Firms lack supply chain visibility as GDPR looms

More than half of companies lack visibility over subcontractors in their supply chains as GDPR nears, according to a survey.

The General Data Protection Regulation (GDPR) comes into force on 25 May, but a survey of 975 companies around the world by Deloitte found 57% believe they are not able to appropriately monitor subcontractors employed by third parties. Deloitte refers to these subcontractors as fourth and fifth parties. In addition, 21% of respondents felt unsure about their oversight measures.

Overall, only 2% regularly check the potential risks subcontractors pose at the further reaches of their organisations and 10% review solely those subcontractors deemed critical to the continuity of the business. 

It follows that 88% of organisations either depend on contractors to conduct subcontractor risk reviews, adopt an ad-hoc approach or they just do not have any relevant policy.

However, regular monitoring is going to be essential as the survey shows over half (53%) of respondents increasingly depend on third parties. 

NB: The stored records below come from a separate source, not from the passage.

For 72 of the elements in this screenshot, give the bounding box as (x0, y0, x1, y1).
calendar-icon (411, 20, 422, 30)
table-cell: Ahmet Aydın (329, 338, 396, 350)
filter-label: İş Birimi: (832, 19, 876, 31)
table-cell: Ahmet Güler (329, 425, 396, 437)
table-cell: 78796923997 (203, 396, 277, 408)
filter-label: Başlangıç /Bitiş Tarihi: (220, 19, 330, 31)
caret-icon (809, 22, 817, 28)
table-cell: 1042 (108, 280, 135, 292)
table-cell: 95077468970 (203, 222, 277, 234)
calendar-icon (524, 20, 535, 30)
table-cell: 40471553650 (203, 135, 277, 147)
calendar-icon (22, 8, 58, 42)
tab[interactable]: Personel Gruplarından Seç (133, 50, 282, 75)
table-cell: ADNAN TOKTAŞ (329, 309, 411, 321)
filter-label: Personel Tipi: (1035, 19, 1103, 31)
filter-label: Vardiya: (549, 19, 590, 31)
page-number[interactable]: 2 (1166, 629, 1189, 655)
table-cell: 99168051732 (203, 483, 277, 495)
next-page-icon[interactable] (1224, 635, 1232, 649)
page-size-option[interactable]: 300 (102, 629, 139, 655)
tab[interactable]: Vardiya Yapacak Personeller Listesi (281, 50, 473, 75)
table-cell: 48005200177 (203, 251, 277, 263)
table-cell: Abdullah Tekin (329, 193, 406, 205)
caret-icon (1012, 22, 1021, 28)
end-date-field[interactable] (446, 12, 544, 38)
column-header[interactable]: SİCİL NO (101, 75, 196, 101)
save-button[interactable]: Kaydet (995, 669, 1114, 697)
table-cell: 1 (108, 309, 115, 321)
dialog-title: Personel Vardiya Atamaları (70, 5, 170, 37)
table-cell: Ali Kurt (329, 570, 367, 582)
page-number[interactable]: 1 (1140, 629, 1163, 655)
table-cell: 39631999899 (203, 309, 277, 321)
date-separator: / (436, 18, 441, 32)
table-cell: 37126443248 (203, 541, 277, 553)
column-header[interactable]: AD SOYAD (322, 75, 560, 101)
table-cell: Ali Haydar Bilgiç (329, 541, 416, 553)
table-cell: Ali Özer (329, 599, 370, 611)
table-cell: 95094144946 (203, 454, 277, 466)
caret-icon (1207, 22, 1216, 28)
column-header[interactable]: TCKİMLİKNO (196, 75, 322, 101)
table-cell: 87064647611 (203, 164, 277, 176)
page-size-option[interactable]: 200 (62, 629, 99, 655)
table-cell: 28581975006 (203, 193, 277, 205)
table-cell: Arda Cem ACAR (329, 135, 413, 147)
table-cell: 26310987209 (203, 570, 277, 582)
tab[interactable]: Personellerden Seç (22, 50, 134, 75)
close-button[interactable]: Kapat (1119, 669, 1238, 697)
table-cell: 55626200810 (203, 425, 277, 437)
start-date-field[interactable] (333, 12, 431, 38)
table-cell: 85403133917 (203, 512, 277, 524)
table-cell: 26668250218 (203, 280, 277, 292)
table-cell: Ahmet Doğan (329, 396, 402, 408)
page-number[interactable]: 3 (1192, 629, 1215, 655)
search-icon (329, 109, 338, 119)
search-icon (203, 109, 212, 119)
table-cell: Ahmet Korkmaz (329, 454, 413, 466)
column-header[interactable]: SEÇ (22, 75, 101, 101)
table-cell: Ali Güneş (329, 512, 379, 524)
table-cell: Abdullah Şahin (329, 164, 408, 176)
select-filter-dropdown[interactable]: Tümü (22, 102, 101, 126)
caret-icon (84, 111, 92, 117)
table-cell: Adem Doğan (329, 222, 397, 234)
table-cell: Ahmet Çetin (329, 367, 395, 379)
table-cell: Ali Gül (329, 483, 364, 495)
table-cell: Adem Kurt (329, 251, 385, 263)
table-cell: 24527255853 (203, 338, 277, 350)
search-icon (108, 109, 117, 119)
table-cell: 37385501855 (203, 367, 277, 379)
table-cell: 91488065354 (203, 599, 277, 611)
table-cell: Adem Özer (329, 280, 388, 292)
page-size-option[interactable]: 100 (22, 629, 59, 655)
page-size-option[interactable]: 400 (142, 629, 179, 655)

Deloitte partner Kristian Park said: “With GDPR coming into force across Europe next month, organisations will already be looking with renewed focus at their third party structures. For some, there is still a way to go to implement adequate subcontractor management.

“Compliance with GDPR not only covers organisations themselves, but also the contractors and subcontractors they engage. Under the regulation, subcontractors representing fourth and fifth parties must be appropriately monitored.

“Whilst the specific responsibilities will depend on whether they’re considered a data ‘controller’ or ‘processor’, such responsibilities typically include demonstrating robust data security safeguards, and reporting data breaches within 72 hours.”

He added: “In the run up to 25 May, we’d expect to see more organisations make additional investments to adequately manage multiple layers of outsourcers.” 

GDPR will regulate the way companies and individuals collect, store and share data. The legislation, passed in 2016, aims to give citizens more control over their personal information, and organisations that rely on user data will face tough data protection requirements.

In the UK, the new rules will replace the 1998 Data Protection Act.